Classical, Koiné and Modern
Were someone to use this app to learn Modern Greek (which I want to learn regardless) how well would one be able to understand Koiné or Classical Greek? Would you be able to read the old philosophers like Plato or the New Testament if you understood modern Greek?
Personally, I think both Classical and Koine Greek are hard to learn for non natives, especially before they learn Modern Greek. I'd say it would be easier for someone to first learn Modern Greek, practice it regularly, study the Modern grammar and syntax in depth, and then move on to Classical or Koine Greek, so that they can compare or combine certain elements to have a better understanding.
Remember, the app all by itself isn't enough to learn a language in depth. The learner might need to actually look up or search stuff that's unclear to them, practice the language, enrich their vocabulary, maybe even try and watch a film without subtitles or read a book or an article. xP And of course, this is one of the reasons we, the mods, are here. To help you by answering your questions and provide you with any further info. ^.^
Well thank you for the response. Say I become a C1 or C2 modern Greek speaker. How long do you think it'd take to learn to understand Koine for example? A month, a year, a couple years?

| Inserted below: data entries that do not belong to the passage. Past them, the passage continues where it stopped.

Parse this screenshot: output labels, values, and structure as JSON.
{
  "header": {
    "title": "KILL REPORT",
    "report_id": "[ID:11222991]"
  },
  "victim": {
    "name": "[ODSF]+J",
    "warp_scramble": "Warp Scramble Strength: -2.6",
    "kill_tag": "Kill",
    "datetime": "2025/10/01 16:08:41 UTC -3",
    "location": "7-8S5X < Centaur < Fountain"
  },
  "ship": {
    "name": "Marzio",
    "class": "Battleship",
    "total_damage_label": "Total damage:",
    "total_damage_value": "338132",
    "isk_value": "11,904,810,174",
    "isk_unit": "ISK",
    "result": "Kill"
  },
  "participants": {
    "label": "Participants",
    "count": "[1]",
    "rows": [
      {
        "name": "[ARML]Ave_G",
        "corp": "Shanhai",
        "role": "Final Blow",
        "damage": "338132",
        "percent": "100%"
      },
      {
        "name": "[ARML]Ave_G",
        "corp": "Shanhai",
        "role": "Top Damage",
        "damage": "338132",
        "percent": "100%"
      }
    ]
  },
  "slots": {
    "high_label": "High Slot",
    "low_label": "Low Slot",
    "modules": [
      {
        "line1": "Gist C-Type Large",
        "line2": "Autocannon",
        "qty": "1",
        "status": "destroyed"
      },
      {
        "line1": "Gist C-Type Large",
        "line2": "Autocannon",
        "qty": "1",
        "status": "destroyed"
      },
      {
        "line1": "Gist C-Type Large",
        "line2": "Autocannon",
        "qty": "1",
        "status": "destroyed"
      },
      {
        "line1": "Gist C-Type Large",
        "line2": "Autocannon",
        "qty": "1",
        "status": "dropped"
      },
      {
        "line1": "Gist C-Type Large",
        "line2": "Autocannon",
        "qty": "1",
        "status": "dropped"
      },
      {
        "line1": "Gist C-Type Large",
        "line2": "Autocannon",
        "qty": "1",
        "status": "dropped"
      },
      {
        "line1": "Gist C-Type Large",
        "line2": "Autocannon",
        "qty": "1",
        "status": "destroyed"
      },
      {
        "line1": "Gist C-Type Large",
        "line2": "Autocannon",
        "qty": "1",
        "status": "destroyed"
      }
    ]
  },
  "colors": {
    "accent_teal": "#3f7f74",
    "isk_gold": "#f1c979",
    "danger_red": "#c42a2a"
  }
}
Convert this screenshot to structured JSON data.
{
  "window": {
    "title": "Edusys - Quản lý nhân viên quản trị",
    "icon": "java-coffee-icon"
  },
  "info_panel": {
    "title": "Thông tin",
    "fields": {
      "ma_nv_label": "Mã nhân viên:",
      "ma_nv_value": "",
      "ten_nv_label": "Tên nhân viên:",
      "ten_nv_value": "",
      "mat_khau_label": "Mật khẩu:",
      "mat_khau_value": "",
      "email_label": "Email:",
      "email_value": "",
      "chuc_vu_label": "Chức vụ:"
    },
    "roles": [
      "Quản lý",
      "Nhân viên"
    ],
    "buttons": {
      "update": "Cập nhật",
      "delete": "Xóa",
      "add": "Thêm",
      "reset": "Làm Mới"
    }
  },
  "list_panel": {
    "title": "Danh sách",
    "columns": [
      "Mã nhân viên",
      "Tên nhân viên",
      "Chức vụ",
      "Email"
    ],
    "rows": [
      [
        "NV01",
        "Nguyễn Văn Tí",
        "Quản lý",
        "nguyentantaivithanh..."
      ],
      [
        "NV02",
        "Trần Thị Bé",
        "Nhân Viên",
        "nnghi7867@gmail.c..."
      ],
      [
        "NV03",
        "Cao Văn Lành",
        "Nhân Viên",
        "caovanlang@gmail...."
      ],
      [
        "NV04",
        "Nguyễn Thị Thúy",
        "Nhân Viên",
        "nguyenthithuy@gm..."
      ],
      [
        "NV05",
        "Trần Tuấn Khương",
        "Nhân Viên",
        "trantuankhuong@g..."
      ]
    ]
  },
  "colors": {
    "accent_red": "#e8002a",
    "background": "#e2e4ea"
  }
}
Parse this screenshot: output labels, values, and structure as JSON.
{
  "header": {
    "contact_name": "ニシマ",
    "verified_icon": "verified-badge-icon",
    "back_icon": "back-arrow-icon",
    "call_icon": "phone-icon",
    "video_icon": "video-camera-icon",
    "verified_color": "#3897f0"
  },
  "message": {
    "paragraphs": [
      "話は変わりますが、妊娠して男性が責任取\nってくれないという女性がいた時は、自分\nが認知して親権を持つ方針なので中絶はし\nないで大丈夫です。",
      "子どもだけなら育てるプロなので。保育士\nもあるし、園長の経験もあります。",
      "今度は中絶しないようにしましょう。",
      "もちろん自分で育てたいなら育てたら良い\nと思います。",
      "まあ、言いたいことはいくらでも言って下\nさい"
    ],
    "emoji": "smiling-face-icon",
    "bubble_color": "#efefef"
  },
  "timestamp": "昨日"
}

Oh, that depends on some stuff I guess. Some people have the 'ability' (not sure if it's an ability, or a skill. Let's say characteristic) to learn a foreign language or dialect quicker than others. But considering than Koine Greek is not a completely different language, I guess with a very good knowledge of Modern Greek, you could understand basic (or more) Koine or Classical Greek in a year or so, maybe a couple.
Also, by already having a very good knowledge of Modern Greek, you immediately gain access to so much more useful grammar and vocabulary resources,as well as texts, to help you with Koine or Classical Greek (I've heard that Classical or Koine Greek resources in English are not quite that many). The more resources there are, the better your learning experience becomes.^.^
Sounds resonable. I haven't (in person) seen qny resources for Greek let alone classical or Koine. Everything around me is Spanish, Japanese, Hebrew and Arabic.
Yes, I'm aware. I guess it's not something of significant demand, or probably there's nothing that really stands out. Which is why modern Greek is going to prove itself very helpful. There are many resources written in Modern Greek for Classical and Koine Greek, and some of them are truly great for the learning process. ^.^
Well thank you very much. I'll keep this in mind on the journey to Greek fluency.
I'm not really experienced with Classical, but I really struggle to understand Koine. It's quite different phonetically, and there are lots of grammatical rules that I'm not familiar with. That's just me, though - I'm sure there are other Greeks out there who could say the opposite.
Even if you find that Duolingo is helpful, I would still probably recommend finding an external resource.